This was the kind of party which the Crown Princess thoroughly enjoyed, though even then her shyness always struck those who met her for the first time. On this occasion she opened her conversation with George Eliot by saying, “You know my sister Louise?”—and George Eliot’s comment is “just as any other slightly embarrassed mortal might have done.”

On December 14, the anniversary of the Prince Consort’s death, the Crown Princess suffered another, and a hardly less terrible bereavement.

Her beloved sister, Princess Alice, Grand Duchess of Hesse, after losing one child from diphtheria and devotedly nursing her husband and her other children, herself fell a victim to the malady, the treatment of which was not then so well understood as it is now. The sisters had been fondly attached to one another from childhood, and after Princess Alice’s marriage the tie was drawn even closer. They had been inseparable during the Franco-Prussian War, and for many years the happiest days spent each year by the Crown Princess were those when she was able to pay a flying visit to the Grand Duchess, or when the Grand Duchess was able to spend a few days at Berlin or Potsdam.

But there was yet another and an even more bitter sorrow in store for the Crown Princess. In March, 1879, her third son, Prince Waldemar, died in his eleventh year. He was a clever, affectionate, merry-hearted boy, and would have been his mother’s favourite child, if she had allowed herself to make differences between her children. Like the Princess herself, he had been intellectually far in advance of his years, and he had had as tutor a distinguished professor, Herr Delbrück, who succeeded Treitschke in the Chair of History at the Berlin University, and afterwards played a considerable part in German thought and even in German politics.

It is shocking to have to record an example of the prejudice which was even then still felt in certain circles in Germany against the bereaved Crown Princess. A minister of the sect who called themselves the Orthodox Protestants, when he heard of the death of the young Prince, observed that he hoped it was a trial sent by God to humiliate her hard heart. This monstrous utterance must have found its way into print, or to the ears of some singularly ill-advised human being, for the Princess came to know of it, and in her then state of anguish it gave her more pain than perhaps even the minister himself would have wished to inflict.

It was natural that the mother’s heart should at this moment turn with keen anxiety to her son, Prince Henry, who was then serving abroad in a German warship. She imagined him in the midst of all sorts of perils, and she begged the Emperor to allow him to return home at once.
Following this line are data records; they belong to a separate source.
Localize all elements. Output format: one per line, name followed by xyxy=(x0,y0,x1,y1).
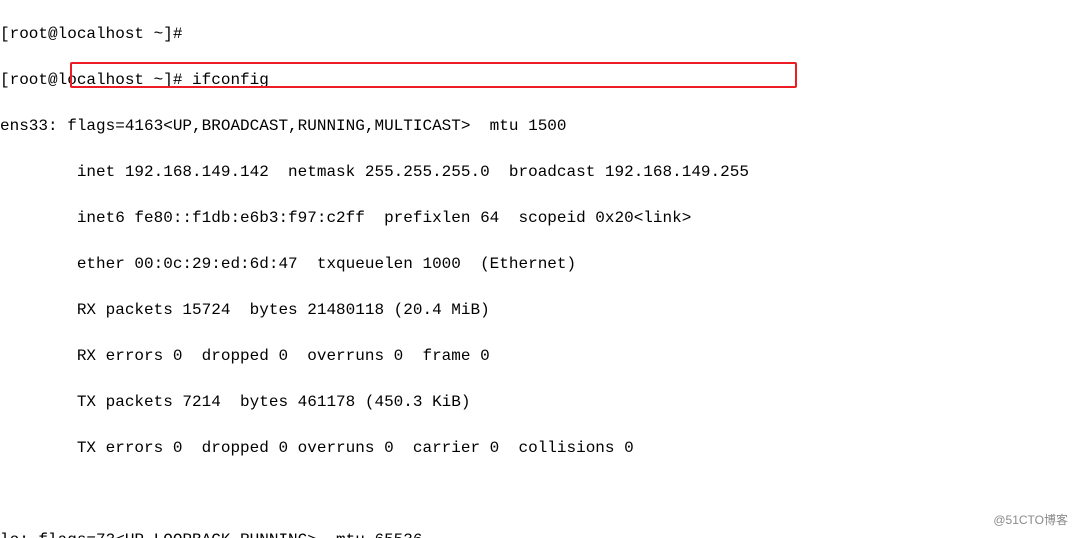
ens33-ether: ether 00:0c:29:ed:6d:47 txqueuelen 1000 … xyxy=(0,253,1074,276)
ens33-rx-errors: RX errors 0 dropped 0 overruns 0 frame 0 xyxy=(0,345,1074,368)
ens33-rx-packets: RX packets 15724 bytes 21480118 (20.4 Mi… xyxy=(0,299,1074,322)
watermark-text: @51CTO博客 xyxy=(993,509,1068,532)
command-line: [root@localhost ~]# ifconfig xyxy=(0,69,1074,92)
ens33-inet: inet 192.168.149.142 netmask 255.255.255… xyxy=(0,161,1074,184)
terminal-output[interactable]: [root@localhost ~]# [root@localhost ~]# … xyxy=(0,0,1074,538)
lo-header: lo: flags=73<UP,LOOPBACK,RUNNING> mtu 65… xyxy=(0,529,1074,538)
ens33-header: ens33: flags=4163<UP,BROADCAST,RUNNING,M… xyxy=(0,115,1074,138)
ens33-tx-packets: TX packets 7214 bytes 461178 (450.3 KiB) xyxy=(0,391,1074,414)
ens33-tx-errors: TX errors 0 dropped 0 overruns 0 carrier… xyxy=(0,437,1074,460)
ens33-inet6: inet6 fe80::f1db:e6b3:f97:c2ff prefixlen… xyxy=(0,207,1074,230)
blank-line xyxy=(0,483,1074,506)
prompt-line: [root@localhost ~]# xyxy=(0,23,1074,46)
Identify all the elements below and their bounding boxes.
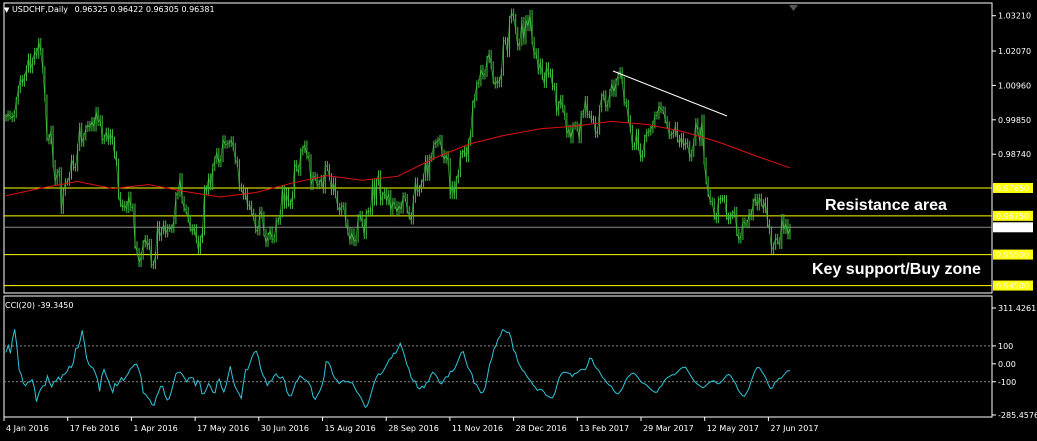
date-tick-label: 28 Dec 2016 <box>516 424 567 433</box>
price-tick-label: 1.03210 <box>998 12 1031 21</box>
cci-tick-label: 311.4261 <box>998 304 1036 313</box>
date-tick-label: 30 Jun 2016 <box>261 424 309 433</box>
chart-window: 1.03210 1.02070 1.00960 0.99850 0.98740 0.976… <box>0 0 1037 441</box>
level-price-label: 0.97650 <box>996 184 1029 193</box>
resistance-annotation: Resistance area <box>825 197 947 214</box>
cci-label: CCI(20) -39.3450 <box>5 301 74 310</box>
ohlc-values: 0.96325 0.96422 0.96305 0.96381 <box>74 5 215 14</box>
date-tick-label: 12 May 2017 <box>707 424 759 433</box>
level-price-label: 0.96750 <box>996 212 1029 221</box>
moving-average-line <box>5 120 791 198</box>
chart-header: ▼ USDCHF,Daily 0.96325 0.96422 0.96305 0… <box>4 5 215 14</box>
level-price-label: 0.95500 <box>996 251 1029 260</box>
date-tick-label: 28 Sep 2016 <box>388 424 439 433</box>
cci-line <box>5 328 790 409</box>
symbol-label: USDCHF,Daily <box>11 5 69 14</box>
cci-pane-border <box>3 295 993 418</box>
shift-marker-icon <box>789 5 798 11</box>
date-tick-label: 17 Feb 2016 <box>70 424 120 433</box>
price-tick-label: 1.00960 <box>998 81 1031 90</box>
header-dropdown-icon[interactable]: ▼ <box>4 6 9 14</box>
cci-header: CCI(20) -39.3450 <box>5 301 73 310</box>
level-price-label: 0.94500 <box>996 282 1029 291</box>
date-tick-label: 1 Apr 2016 <box>133 424 177 433</box>
price-tick-label: 0.99850 <box>998 116 1031 125</box>
price-chart: 1.03210 1.02070 1.00960 0.99850 0.98740 0.976… <box>3 2 1037 433</box>
price-tick-label: 0.98740 <box>998 150 1031 159</box>
cci-tick-label: -100 <box>998 378 1016 387</box>
date-tick-label: 4 Jan 2016 <box>6 424 49 433</box>
cci-tick-label: 100 <box>998 342 1013 351</box>
current-price-label: 0.96381 <box>996 223 1029 232</box>
date-tick-label: 27 Jun 2017 <box>770 424 818 433</box>
date-tick-label: 15 Aug 2016 <box>325 424 376 433</box>
support-annotation: Key support/Buy zone <box>812 261 981 278</box>
trendline <box>612 70 728 117</box>
date-tick-label: 13 Feb 2017 <box>579 424 629 433</box>
main-pane-border <box>3 2 993 294</box>
cci-tick-label: 0.00 <box>998 360 1016 369</box>
date-tick-label: 17 May 2016 <box>197 424 249 433</box>
date-tick-label: 11 Nov 2016 <box>452 424 503 433</box>
cci-tick-label: -285.4576 <box>998 411 1037 420</box>
price-tick-label: 1.02070 <box>998 47 1031 56</box>
date-tick-label: 29 Mar 2017 <box>643 424 694 433</box>
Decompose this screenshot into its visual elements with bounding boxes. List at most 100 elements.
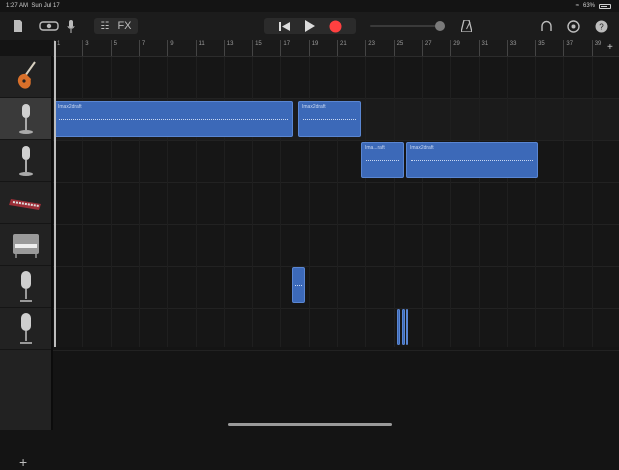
ruler-tick: 27 xyxy=(421,40,432,56)
playhead[interactable] xyxy=(54,41,56,347)
transport-group xyxy=(264,18,356,34)
waveform xyxy=(59,119,288,120)
timeline-ruler[interactable]: 1 3 5 7 9 11 13 15 17 19 21 23 25 27 29 31 33 35 37 39 xyxy=(53,40,619,57)
loop-browser-icon[interactable] xyxy=(539,18,553,34)
ruler-tick-label: 21 xyxy=(340,41,347,47)
ruler-tick-label: 27 xyxy=(424,41,432,47)
status-time: 1:27 AM Sun Jul 17 xyxy=(6,3,60,9)
condenser-mic-icon xyxy=(19,312,32,344)
ruler-tick: 37 xyxy=(563,40,573,56)
region-label: Imax2draft xyxy=(302,104,326,110)
battery-percent: 63% xyxy=(582,3,595,9)
ruler-tick-label: 29 xyxy=(453,41,460,47)
track-lane[interactable] xyxy=(53,309,619,351)
grid-line xyxy=(591,57,593,347)
ruler-tick-label: 5 xyxy=(113,41,117,47)
grid-line xyxy=(506,57,508,347)
ruler-tick-label: 23 xyxy=(368,41,375,47)
ruler-tick: 31 xyxy=(478,40,488,56)
ruler-tick-label: 31 xyxy=(481,41,489,47)
ruler-tick-label: 11 xyxy=(198,41,205,47)
grid-line xyxy=(563,57,565,347)
audio-region[interactable] xyxy=(292,267,305,303)
audio-region[interactable]: Imax2draft xyxy=(298,101,361,137)
ruler-tick: 15 xyxy=(252,40,262,56)
ruler-tick-label: 33 xyxy=(509,41,517,47)
electric-guitar-icon xyxy=(17,60,36,89)
audio-region[interactable]: Imax2draft xyxy=(406,142,538,178)
master-volume-slider[interactable] xyxy=(370,18,450,34)
ruler-tick: 33 xyxy=(506,40,516,56)
ruler-tick-label: 1 xyxy=(57,41,61,47)
ruler-tick: 17 xyxy=(280,40,290,56)
my-songs-icon[interactable] xyxy=(12,18,24,34)
audio-region[interactable] xyxy=(402,309,405,345)
audio-region[interactable]: Imax2draft xyxy=(54,101,293,137)
settings-icon[interactable] xyxy=(566,18,580,34)
browser-view-icon[interactable] xyxy=(38,18,60,34)
toolbar: ☷ FX ? xyxy=(0,12,619,40)
grid-line xyxy=(535,57,537,347)
ruler-tick: 23 xyxy=(365,40,375,56)
track-header-guitar[interactable] xyxy=(0,56,51,98)
ruler-tick: 39 xyxy=(591,40,601,56)
audio-region[interactable] xyxy=(397,309,400,345)
home-indicator xyxy=(228,423,392,426)
ruler-tick-label: 39 xyxy=(594,41,602,47)
ruler-tick: 19 xyxy=(308,40,318,56)
waveform xyxy=(366,160,399,161)
record-icon[interactable] xyxy=(329,20,342,33)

But the Sovereign, though expressing kindly sympathy, was obliged, in view of the rigid rules of the service, to refuse her petition, and the Princess had to bear as best she could this addition to her burden.

At this time the Crown Princess’s relations with Bismarck had undergone some improvement. On February 23, 1879, Bismarck gave to Busch a most unflattering picture of the old Emperor, but he described the Crown Princess as unaffected and sincere, like her husband, “which her mother-in-law is not.” He observed that it was only family considerations (the Coburger and the Augustenburger more than the uncle in Hanover) that made the Crown Princess troublesome, formerly more so than at present. “But she is honourable and has no pretensions.”

It was thought that the Crown Princess was sadly in need of mental change and refreshment after the two terrible blows which had deprived her of her child and of her sister. She, therefore, went to stay in Rome incognito during the April of 1880, being only attended by a lady-in-waiting and her “chambellan.” To those of her English friends whom she happened to meet she spoke constantly of her dead son, saying that he had been the most promising of her children, and that she felt as if she could never be resigned to her loss. In answer to a kindly suggestion that she had so many duties to perform that she would soon be taken out of herself, she said: “Ah, yes, there is much to do and one cannot sit down with one’s sorrow, but the mother who has lost her child carries a heavy heart all her life.”

During her stay in Rome, the Princess spent almost the whole of each day in the picture galleries, and in the evening she generally dined with some of her English friends and members of the diplomatic corps. As was always her wont, she managed to see all the more interesting strangers who were just then in Rome, many being asked to meet her at the British Embassy. One night, when Lady Paget asked her whom she would like to meet, she answered instantly: “Cardinal Howard and Mr. Story” (the American sculptor). The Princess, however, could not stay as long in Rome as she would have liked, for she had to hurry back to be present at the Emperor’s golden wedding festivities.

Fortunately for the Crown Princess, there came other thoughts to distract her from her grief. She welcomed her first grandchild, the Hereditary Princess of Saxe-Meiningen giving birth to a daughter, and in April, 1880, her eldest son Prince William was betrothed to Princess Victoria of the House of Schleswig-Holstein-Augustenburg, an alliance entirely approved by his parents. The Crown Prince, in a letter to Prince Charles of Roumania, said that it was really a love-match, and that the young Princess possessed remarkable gifts of heart, mind, and character, as well as a certain gracious dignity. It was also felt that the marriage would be a sort of compensation to the Augustenburg family for the loss of the Elbe Duchies.